Hi All,
I have written a code as:
device divideFun(float * Array, int size)
{
int i=0;
for(i=0;i<size;++i)
Array[i] = (float)i/256.0f ;
}
this function takes X ms time.
But if i replace line
Array[i] = (float)i/256.0f ;
by
Array[i] = __fdividef((float)i, 256f) ;
then this takes (X + SOME MORE TIME) ms.
But i read in NVIDIA_CUDA_Programming_Guide_1.1.pdf that " Floating-point division takes 36 clock cycles, but __fdividef(x, y) provides a faster version at 20 clock cycles ".
So, my question is why is it so?
I also faced the same problem.
Please help us…
Take a look at the generated code - the first version is probably being optimised to a multiply.

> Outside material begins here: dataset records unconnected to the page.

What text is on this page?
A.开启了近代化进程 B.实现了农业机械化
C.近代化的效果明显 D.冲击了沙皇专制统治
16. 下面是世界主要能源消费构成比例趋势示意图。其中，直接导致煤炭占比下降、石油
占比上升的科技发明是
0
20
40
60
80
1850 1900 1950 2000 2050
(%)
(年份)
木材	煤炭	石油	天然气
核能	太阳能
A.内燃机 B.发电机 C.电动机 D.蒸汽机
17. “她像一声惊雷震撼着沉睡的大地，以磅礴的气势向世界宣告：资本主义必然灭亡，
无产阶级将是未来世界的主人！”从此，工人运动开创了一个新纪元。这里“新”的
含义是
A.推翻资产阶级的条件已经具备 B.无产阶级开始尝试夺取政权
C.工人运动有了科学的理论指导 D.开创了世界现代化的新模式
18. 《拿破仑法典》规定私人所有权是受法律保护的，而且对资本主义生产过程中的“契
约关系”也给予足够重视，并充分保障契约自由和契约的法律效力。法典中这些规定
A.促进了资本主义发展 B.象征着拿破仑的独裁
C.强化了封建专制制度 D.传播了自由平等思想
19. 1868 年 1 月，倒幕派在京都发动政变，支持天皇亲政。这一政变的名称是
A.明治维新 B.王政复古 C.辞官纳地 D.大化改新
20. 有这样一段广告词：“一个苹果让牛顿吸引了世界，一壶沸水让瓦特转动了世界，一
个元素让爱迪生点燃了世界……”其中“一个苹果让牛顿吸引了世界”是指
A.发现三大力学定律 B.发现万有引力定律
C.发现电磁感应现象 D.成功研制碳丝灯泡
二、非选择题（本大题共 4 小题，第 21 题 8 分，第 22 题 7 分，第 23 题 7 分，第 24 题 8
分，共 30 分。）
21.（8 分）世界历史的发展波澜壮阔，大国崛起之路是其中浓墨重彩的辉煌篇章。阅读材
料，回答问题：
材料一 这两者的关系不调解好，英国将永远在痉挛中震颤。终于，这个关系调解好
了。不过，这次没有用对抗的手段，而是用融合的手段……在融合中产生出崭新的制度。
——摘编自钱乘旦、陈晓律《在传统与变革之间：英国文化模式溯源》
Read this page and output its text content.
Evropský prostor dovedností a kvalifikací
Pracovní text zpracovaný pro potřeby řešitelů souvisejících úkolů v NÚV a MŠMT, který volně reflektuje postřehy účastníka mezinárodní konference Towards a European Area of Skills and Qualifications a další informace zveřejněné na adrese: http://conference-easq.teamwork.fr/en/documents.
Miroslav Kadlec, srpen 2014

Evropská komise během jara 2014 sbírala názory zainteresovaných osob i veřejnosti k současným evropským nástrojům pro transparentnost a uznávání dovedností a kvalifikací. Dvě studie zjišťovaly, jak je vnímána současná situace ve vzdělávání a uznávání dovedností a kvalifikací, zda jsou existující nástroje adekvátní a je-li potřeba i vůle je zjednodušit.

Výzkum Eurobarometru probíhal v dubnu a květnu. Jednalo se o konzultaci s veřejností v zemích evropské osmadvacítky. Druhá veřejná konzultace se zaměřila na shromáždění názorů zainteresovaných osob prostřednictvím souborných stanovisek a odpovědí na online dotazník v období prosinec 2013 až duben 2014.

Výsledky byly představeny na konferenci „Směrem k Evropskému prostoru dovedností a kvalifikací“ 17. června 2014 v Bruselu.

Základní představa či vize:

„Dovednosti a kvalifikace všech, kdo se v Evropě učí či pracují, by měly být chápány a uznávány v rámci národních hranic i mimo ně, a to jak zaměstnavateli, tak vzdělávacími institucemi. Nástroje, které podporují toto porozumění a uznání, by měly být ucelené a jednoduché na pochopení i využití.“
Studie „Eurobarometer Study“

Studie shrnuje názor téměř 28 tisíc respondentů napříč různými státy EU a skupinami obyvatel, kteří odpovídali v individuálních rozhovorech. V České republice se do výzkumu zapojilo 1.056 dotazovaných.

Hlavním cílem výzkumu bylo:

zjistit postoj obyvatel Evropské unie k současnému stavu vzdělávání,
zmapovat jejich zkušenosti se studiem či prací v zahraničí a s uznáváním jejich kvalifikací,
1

Indeed, since you use a constant value (256.0f), the compiler defines a constant (1.0/256.0f) and then uses this constant to carry out multiplication; so, no division is carried out as such. When you use __fdividef(x,y), however, the GPU actually carries out the division operation which is slower than multiplication.
If instead this
Array[i] = (float)i/256.0f ;
you use this
Array[i] = (float)i/Array[i].
I expect, you’ll see performance drop.
Cheers,
Evghenii
Hi egaburov,
You understood wrongly. Actaully what his (My) doubt is …
If I use the below code…
device divideFun(float * Array, int size)
{
int i=0;
for(i=0;i<size;++i)
Array[i] = (float)i/256.0f ;
} then it is taking X ms time
suppose if i use the below code…
device divideFun(float * Array, int size)
{
int i=0;
for(i=0;i<size;++i)
Array[i] = __fdividef((float)i, 256f) ;
} then it is taking (X + SOME MORE TIME) ms
What could br the reason for this???
What part don’t you understand?
Your current code “Array[i] = (float)i/256.0f ;” is changed into “Array[i] = (float)i * const_X”, which is a multiplication, and much faster than your forced division by calling __fdividef().